Acute muscle protein synthesis (MPS; A) and mTORC1 signalling (C–F) in myotubes treated with c‐Myc inhibitor. Differentiated C2C12 myotubes were fasted for 30 min in PBS containing 2% horse serum prior to 60 min in GM supplemented with 100 nm IGF‐1 in the presence or absence of increasing doses of Myc inhibitor. For MPS analysis, myotubes were incubated with 1 μm puromycin for 5 min before collection and detection of puromycin‐conjugated nascent peptides by Western blot. Representative data shown are one of two independent experiments. Values are means ± SEM. Means are significantly different from *control, or from ^†control refeed value, P < 0.01.
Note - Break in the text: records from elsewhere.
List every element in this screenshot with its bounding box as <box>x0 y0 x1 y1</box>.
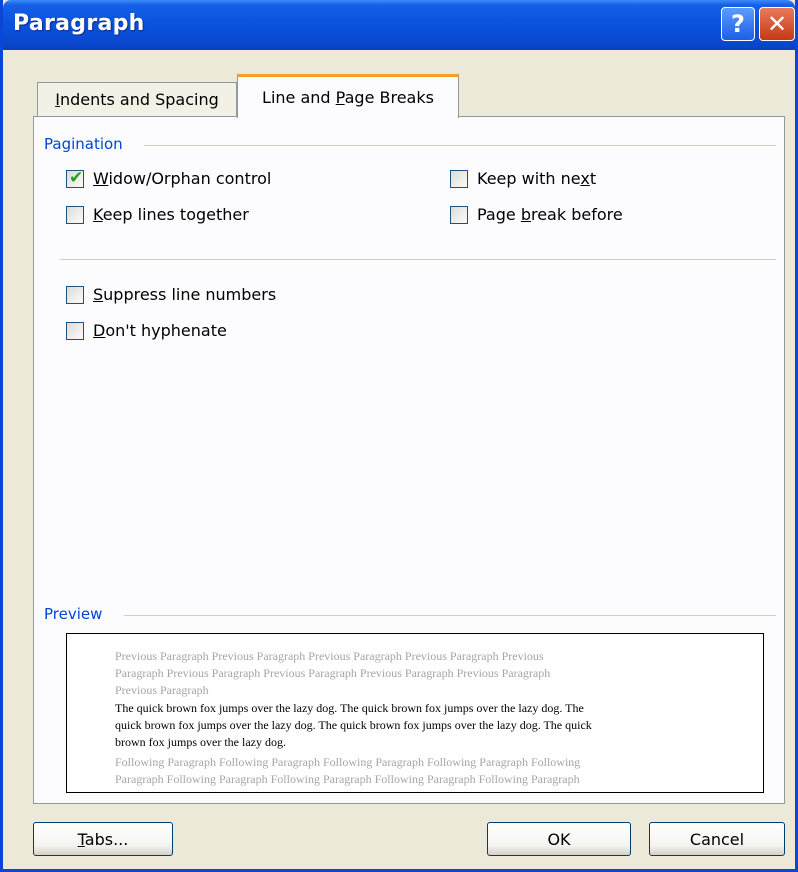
button-label: Cancel <box>689 829 745 849</box>
checkbox-label: Suppress line numbers <box>93 285 277 304</box>
preview-line: quick brown fox jumps over the lazy dog.… <box>115 718 592 732</box>
checkbox-box: ✔ <box>66 167 84 188</box>
help-button[interactable]: ? <box>721 7 755 41</box>
preview-line: Paragraph Previous Paragraph Previous Pa… <box>115 666 551 680</box>
tab-panel: Pagination ✔ Widow/Orphan control Keep l… <box>33 116 785 804</box>
paragraph-dialog: Paragraph ? ✕ Indents and Spacing Line a… <box>0 0 798 872</box>
help-icon: ? <box>731 10 745 38</box>
pagination-divider <box>144 145 776 146</box>
checkbox-label: Don't hyphenate <box>93 321 227 340</box>
tab-label: Indents and Spacing <box>55 90 219 109</box>
checkmark-icon: ✔ <box>69 167 84 188</box>
preview-line: Paragraph Following Paragraph Following … <box>115 772 580 786</box>
preview-following-paragraph: Following Paragraph Following Paragraph … <box>115 754 725 788</box>
preview-group-label: Preview <box>44 605 103 623</box>
preview-divider <box>124 615 776 616</box>
button-label: Tabs... <box>77 829 129 849</box>
pagination-group-label: Pagination <box>44 135 123 153</box>
preview-line: brown fox jumps over the lazy dog. <box>115 735 286 749</box>
checkbox-label: Keep lines together <box>93 205 249 224</box>
preview-previous-paragraph: Previous Paragraph Previous Paragraph Pr… <box>115 648 725 699</box>
tab-label: Line and Page Breaks <box>262 88 434 107</box>
checkbox-label: Widow/Orphan control <box>93 169 272 188</box>
section-divider <box>60 259 776 260</box>
title-bar[interactable]: Paragraph ? ✕ <box>3 0 795 50</box>
preview-line: The quick brown fox jumps over the lazy … <box>115 701 584 715</box>
button-label: OK <box>547 829 571 849</box>
tabs-button[interactable]: Tabs... <box>33 822 173 856</box>
close-icon: ✕ <box>766 10 788 38</box>
checkbox-box <box>66 285 84 304</box>
checkbox-box <box>66 205 84 224</box>
close-button[interactable]: ✕ <box>759 7 795 41</box>
widow-orphan-control-checkbox[interactable]: ✔ Widow/Orphan control <box>66 167 272 188</box>
checkbox-box <box>450 205 468 224</box>
checkbox-label: Keep with next <box>477 169 597 188</box>
page-break-before-checkbox[interactable]: Page break before <box>450 205 623 224</box>
cancel-button[interactable]: Cancel <box>649 822 785 856</box>
keep-with-next-checkbox[interactable]: Keep with next <box>450 169 596 188</box>
checkbox-label: Page break before <box>477 205 623 224</box>
preview-pane: Previous Paragraph Previous Paragraph Pr… <box>66 633 764 793</box>
preview-line: Previous Paragraph <box>115 683 209 697</box>
checkbox-box <box>66 321 84 340</box>
tab-line-and-page-breaks[interactable]: Line and Page Breaks <box>237 74 459 118</box>
preview-line: Following Paragraph Following Paragraph … <box>115 755 581 769</box>
window-title: Paragraph <box>13 11 145 36</box>
preview-line: Previous Paragraph Previous Paragraph Pr… <box>115 649 544 663</box>
checkbox-box <box>450 169 468 188</box>
tab-indents-and-spacing[interactable]: Indents and Spacing <box>37 82 237 116</box>
dont-hyphenate-checkbox[interactable]: Don't hyphenate <box>66 321 227 340</box>
keep-lines-together-checkbox[interactable]: Keep lines together <box>66 205 249 224</box>
ok-button[interactable]: OK <box>487 822 631 856</box>
preview-sample-paragraph: The quick brown fox jumps over the lazy … <box>115 700 725 751</box>
suppress-line-numbers-checkbox[interactable]: Suppress line numbers <box>66 285 276 304</box>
Figure 7. Ubiquitin proteasome pathway and calpain activities after resistance exercise

A and B, 26S β5 (A) and 20S β5 (B) reflect ATP‐dependent and ‐independent chymotrypsin‐like activities of the β5 proteasomal subunit (respectively), which is the most important subunit for proteasome function (Jager et al. 1999). C, calpain activity at each time point. The ‘0’ time point is a non‐stimulated control group with its error term shaded to aid visual comparisons. Rapamycin was administered (pre‐exercise, 1.5 mg kg⁻¹ by i.p. injection) to groups shown in open circles. Values are expressed as experimental/contralateral control muscles, means ± SEM. *Difference between REx and non‐stimulated control group, P < 0.05. ^†Difference between REx and REx+Rapamycin at the same time point, P < 0.001.